El contraste era brutal: un lugar hermoso, brillante bajo el sol del Caribe, pero cubierto por la sombra del dominio. De repente, un portazo interrumpió la marcha. Un hombre salió volando por una puerta a la izquierda, acompañado de insultos, carcajadas y una botella rota que rodó por el suelo. Cayó de bruces justo a los pies del Perro, que se detuvo en seco.

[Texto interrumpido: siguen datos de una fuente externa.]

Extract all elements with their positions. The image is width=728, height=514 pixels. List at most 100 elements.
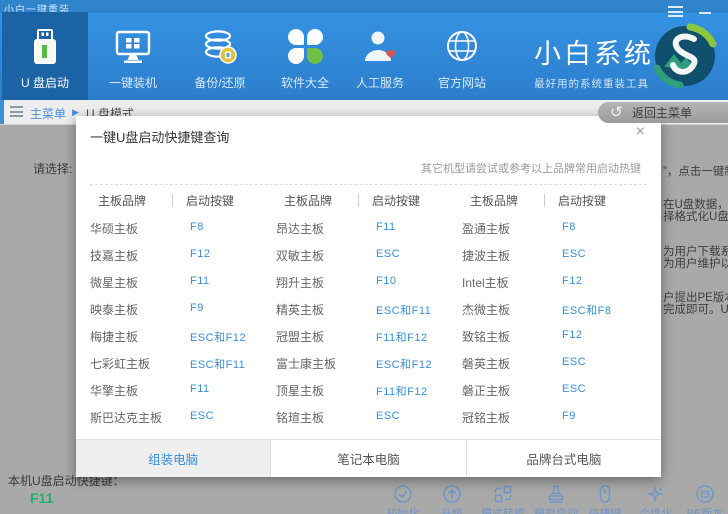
key-header: 启动按键: [558, 192, 606, 209]
hamburger-menu-icon[interactable]: [10, 106, 23, 117]
accent-strip: [0, 100, 4, 124]
nav-item-support[interactable]: 人工服务: [337, 12, 423, 100]
key-cell: F8: [562, 221, 576, 233]
brand-cell: 华擎主板: [90, 382, 138, 399]
table-row: 七彩虹主板 ESC和F11: [90, 349, 262, 376]
key-cell: F10: [376, 275, 396, 287]
table-row: 华硕主板F8: [90, 214, 262, 241]
brand-cell: 顶星主板: [276, 382, 324, 399]
key-cell: F11: [376, 221, 396, 233]
table-header: 主板品牌 启动按键: [462, 192, 634, 212]
brand-cell: 盈通主板: [462, 220, 510, 237]
hamburger-menu-icon[interactable]: [668, 6, 683, 17]
nav-item-label: 备份/还原: [177, 74, 263, 91]
table-row: 昂达主板F11: [276, 214, 448, 241]
background-text-fragment: 为用户维护以: [663, 255, 728, 271]
background-text-fragment: 择格式化U盘且: [663, 208, 728, 224]
app-window: 小白一键重装 U 盘启动: [0, 0, 728, 514]
hotkey-dialog: 一键U盘启动快捷键查询 × 其它机型请尝试或参考以上品牌常用启动热键 主板品牌 …: [76, 116, 661, 477]
table-row: 映泰主板 F9: [90, 295, 262, 322]
tab-brand-desktop[interactable]: 品牌台式电脑: [466, 440, 661, 477]
brand-header: 主板品牌: [284, 192, 332, 209]
brand-block: 小白系统 最好用的系统重装工具: [534, 32, 654, 91]
tab-assembled-pc[interactable]: 组装电脑: [76, 440, 270, 477]
key-cell: F12: [190, 248, 210, 260]
nav-item-label: 人工服务: [337, 74, 423, 91]
brand-cell: 技嘉主板: [90, 247, 138, 264]
brand-header: 主板品牌: [98, 192, 146, 209]
nav-item-backup-restore[interactable]: 备份/还原: [177, 12, 263, 100]
brand-cell: 冠铭主板: [462, 409, 510, 426]
table-row: 磐正主板ESC: [462, 376, 634, 403]
table-header: 主板品牌 启动按键: [90, 192, 262, 212]
brand-name: 小白系统: [534, 32, 654, 71]
toolbar-item-initialize[interactable]: 初始化: [379, 484, 427, 504]
key-cell: ESC: [376, 410, 400, 422]
back-button-label: 返回主菜单: [632, 106, 692, 120]
key-cell: ESC和F12: [190, 329, 246, 345]
close-icon[interactable]: ×: [636, 124, 645, 140]
key-header: 启动按键: [372, 192, 420, 209]
toolbar-item-simulate-boot[interactable]: 模拟启动: [532, 484, 580, 504]
app-header: 小白一键重装 U 盘启动: [0, 0, 728, 100]
header-divider: [358, 194, 359, 207]
nav-item-official-site[interactable]: 官方网站: [419, 12, 505, 100]
local-hotkey-value: F11: [30, 490, 53, 506]
nav-item-label: 软件大全: [262, 74, 348, 91]
brand-cell: 映泰主板: [90, 301, 138, 318]
support-person-icon: [361, 28, 399, 66]
table-row: 华擎主板 F11: [90, 376, 262, 403]
backup-disks-icon: [201, 28, 239, 66]
key-cell: F9: [190, 302, 204, 314]
toolbar-item-mode-switch[interactable]: 模式转换: [479, 484, 527, 504]
nav-item-label: 一键装机: [90, 74, 176, 91]
table-row: 梅捷主板ESC和F12: [90, 322, 262, 349]
key-cell: ESC和F12: [376, 356, 432, 372]
table-row: 微星主板F11: [90, 268, 262, 295]
toolbar-item-personalize[interactable]: 个性化: [632, 484, 680, 504]
key-cell: ESC和F11: [190, 356, 245, 372]
mouse-icon: [595, 484, 615, 504]
hotkey-table-column: 主板品牌 启动按键 昂达主板F11双敏主板ESC翔升主板F10精英主板ESC和F…: [276, 116, 448, 440]
check-circle-icon: [393, 484, 413, 504]
toolbar-item-pe-version[interactable]: PE版本: [681, 484, 728, 504]
header-divider: [172, 194, 173, 207]
nav-item-software-collection[interactable]: 软件大全: [262, 12, 348, 100]
brand-cell: 七彩虹主板: [90, 355, 150, 372]
toolbar-item-hotkeys[interactable]: 快捷键: [581, 484, 629, 504]
nav-item-one-key-install[interactable]: 一键装机: [90, 12, 176, 100]
table-row: 捷波主板ESC: [462, 241, 634, 268]
breadcrumb-root[interactable]: 主菜单: [30, 105, 66, 122]
minimize-icon[interactable]: [699, 12, 711, 14]
hotkey-table-column: 主板品牌 启动按键 盈通主板 F8 捷波主板ESC Intel主板 F12 杰微主板 ESC…: [462, 116, 634, 440]
return-arrow-icon: ↺: [610, 103, 623, 121]
key-cell: F11: [190, 383, 210, 395]
nav-item-label: U 盘启动: [2, 74, 88, 91]
key-cell: ESC: [562, 383, 586, 395]
brand-cell: 冠盟主板: [276, 328, 324, 345]
back-to-main-menu-button[interactable]: ↺ 返回主菜单: [598, 102, 728, 123]
brand-cell: 捷波主板: [462, 247, 510, 264]
brand-cell: 微星主板: [90, 274, 138, 291]
header-divider: [544, 194, 545, 207]
key-cell: F12: [562, 275, 582, 287]
brand-cell: 双敏主板: [276, 247, 324, 264]
brand-cell: 磐英主板: [462, 355, 510, 372]
brand-slogan: 最好用的系统重装工具: [534, 76, 654, 91]
table-row: 双敏主板ESC: [276, 241, 448, 268]
personalize-star-icon: [646, 484, 666, 504]
toolbar-item-upgrade[interactable]: 升级: [428, 484, 476, 504]
tab-laptop[interactable]: 笔记本电脑: [270, 440, 465, 477]
software-grid-icon: [286, 28, 324, 66]
key-cell: ESC: [190, 410, 214, 422]
monitor-install-icon: [114, 28, 152, 66]
hotkey-table-column: 主板品牌 启动按键 华硕主板F8技嘉主板F12微星主板F11映泰主板F9梅捷主板…: [90, 116, 262, 440]
xiaobai-logo: [652, 23, 718, 94]
brand-cell: 杰微主板: [462, 301, 510, 318]
table-row: 致铭主板F12: [462, 322, 634, 349]
nav-item-usb-boot[interactable]: U 盘启动: [2, 12, 88, 100]
nav-item-label: 官方网站: [419, 74, 505, 91]
dialog-tab-bar: 组装电脑 笔记本电脑 品牌台式电脑: [76, 439, 661, 477]
brand-cell: Intel主板: [462, 274, 509, 291]
simulate-boot-stamp-icon: [546, 484, 566, 504]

El borracho, con la ropa desgarrada y los labios manchados de ron, levantó la vista nublada. Intentó incorporarse, aferrándose a las ropas del capitán. El Perro bajó la mirada, lento, y su voz salió como un gruñido:
  • Suéltame… si no quieres morir.
El hombre lo soltó al instante, levantando las manos en un gesto de disculpa.
  • P… perdonad, mi señor… perdonad…
Se tambaleó un par de pasos hacia atrás, escupió sangre y rió solo como un loco, antes de murmurar con voz pastosa.
  • Bienvenidos a… Santo Domingo.
Y se perdió entre la multitud, tropezando con los soldados que lo miraban con desprecio.
Seamus lo observo con ira mientras se marchaba tambaleante, al mismo tiempo que se limpiaba con la mano sus ropas.
  • ¿Estás segura que quieres entrar en esa taberna? - preguntó mirando hacía el interior del recinto, de donde solo salían insultos y música desafinada.
Grace lo miró con su sonrisa burlona y sin decir nada entró dentro.
El Perro, refunfuñando a través del humo de su pipa, la siguió de cerca.